The MiG-21 was a radical new design when compared to the previous incarnations in the form of the MiG-15, MiG-17 and MiG-19 – all detailed elsewhere on this site. The MiG-21 did away with the highly identifiable large rudder tail assemblies and featured a more subtle, traditional look, with the elevators mounted on the fuselage itself. Like other designs before it, the MiG-21 was of a mid-monoplane design, but the breakthrough lay in the use of a delta-wing layout as opposed to the previous high-level use of the swept-back wing. Like previous designs, the system was built around the powerplant, forcing air through a front nose-mounted intake, with jettisoned exhaust gases at rear.
The MiG-21 could be fielded as a single-seat or two-seat fighter and fighter-bomber. The delta-wing design increased armament carrying capabilities from earlier models to five hardpoints, including a centerline fuselage area. The tube like airframe was robust, easy to maintain and allowed the MiG-21 Fishbed the capability of maneuverability at any speed. The four remaining hardpoints could be fitted with an array of air-to-air and air-to-ground weaponry in the form of missiles, rockets and drop bombs.

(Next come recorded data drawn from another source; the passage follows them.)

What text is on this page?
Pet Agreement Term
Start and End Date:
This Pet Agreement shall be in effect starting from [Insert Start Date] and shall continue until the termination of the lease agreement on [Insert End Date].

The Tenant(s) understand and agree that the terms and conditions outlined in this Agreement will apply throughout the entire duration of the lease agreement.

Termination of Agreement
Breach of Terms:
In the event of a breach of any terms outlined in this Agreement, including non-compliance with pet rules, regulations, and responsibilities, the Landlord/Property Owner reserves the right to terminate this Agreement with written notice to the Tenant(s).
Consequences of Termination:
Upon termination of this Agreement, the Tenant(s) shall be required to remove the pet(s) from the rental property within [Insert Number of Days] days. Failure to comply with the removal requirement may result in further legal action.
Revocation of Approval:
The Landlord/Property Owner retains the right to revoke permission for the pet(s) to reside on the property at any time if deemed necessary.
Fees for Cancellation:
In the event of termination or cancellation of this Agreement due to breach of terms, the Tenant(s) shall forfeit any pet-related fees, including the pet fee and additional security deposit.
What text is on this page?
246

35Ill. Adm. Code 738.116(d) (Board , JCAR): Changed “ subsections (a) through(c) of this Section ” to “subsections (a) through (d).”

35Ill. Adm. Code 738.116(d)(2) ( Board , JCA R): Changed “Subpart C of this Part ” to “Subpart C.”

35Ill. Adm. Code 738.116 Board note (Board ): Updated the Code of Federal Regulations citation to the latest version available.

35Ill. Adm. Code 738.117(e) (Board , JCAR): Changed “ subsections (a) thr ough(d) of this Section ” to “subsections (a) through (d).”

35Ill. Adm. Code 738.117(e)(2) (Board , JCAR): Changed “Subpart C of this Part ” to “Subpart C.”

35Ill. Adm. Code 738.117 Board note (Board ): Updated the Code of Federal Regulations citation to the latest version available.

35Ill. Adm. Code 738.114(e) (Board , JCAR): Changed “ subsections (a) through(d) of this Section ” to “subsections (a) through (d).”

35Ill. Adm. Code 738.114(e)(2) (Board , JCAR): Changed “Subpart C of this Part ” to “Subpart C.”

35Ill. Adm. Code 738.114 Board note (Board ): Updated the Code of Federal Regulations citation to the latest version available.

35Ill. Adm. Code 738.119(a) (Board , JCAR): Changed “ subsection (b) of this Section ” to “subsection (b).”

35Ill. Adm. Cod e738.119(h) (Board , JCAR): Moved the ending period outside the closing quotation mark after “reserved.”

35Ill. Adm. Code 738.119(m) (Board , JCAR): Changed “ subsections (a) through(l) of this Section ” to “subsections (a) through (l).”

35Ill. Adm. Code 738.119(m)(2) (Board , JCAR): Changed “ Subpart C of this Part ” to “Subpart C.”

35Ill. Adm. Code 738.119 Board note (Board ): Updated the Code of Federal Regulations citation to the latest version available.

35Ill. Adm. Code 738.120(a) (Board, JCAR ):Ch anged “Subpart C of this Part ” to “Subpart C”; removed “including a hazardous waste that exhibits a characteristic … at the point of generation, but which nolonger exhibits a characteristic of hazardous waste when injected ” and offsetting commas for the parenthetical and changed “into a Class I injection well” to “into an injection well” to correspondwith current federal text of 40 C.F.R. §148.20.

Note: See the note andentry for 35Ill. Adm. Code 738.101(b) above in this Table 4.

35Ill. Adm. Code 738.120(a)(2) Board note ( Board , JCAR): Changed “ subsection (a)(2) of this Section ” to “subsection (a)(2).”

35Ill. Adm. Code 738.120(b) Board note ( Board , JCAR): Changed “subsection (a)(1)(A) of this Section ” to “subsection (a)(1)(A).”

With the use of afterburning, the MiG-21 was capable of sustaining Mach 2. The major drawback was in the consumption of fuel, forcing the centerline to almost always have to carry a droptank to keep the range of the Fishbed system respectable. The overall low cost of the system endeared itself to developing nations the world over, as evident by the sheer list of customers that employed – and continue to employ – the Fishbed as a viable frontline fighter.
The United States military came face-to-face with the lethal adversary in the Vietnam War, where MiG-21’s often held their own against F-4 Phantom II’s. Though faster and larger, the F-4 Phantom II’s were not as maneuverable as the Soviet-produced counterpart, which could prove very detrimental in a close-knit dogfight. The absence of internal cannon on American planes was also a detriment.
The MiG-21 not only saw combat action in the Vietnam War but also in the Middle East at the hands of many Soviet-supported allies. The Arab-Israeli war of the 1970’s saw the MiG-21 fielded in good numbers and proved quite the system in capable hands.
Production of the MiG-21 stemmed from the Soviet Union into frontline countries throughout Europe. China also manufactured original and, later, their own versions of the successful system. In the end, this type of global reach would see the MiG-21 Fishbed weapons platform operating in a multitude of variants and undertaking a multitude of roles for over half a century.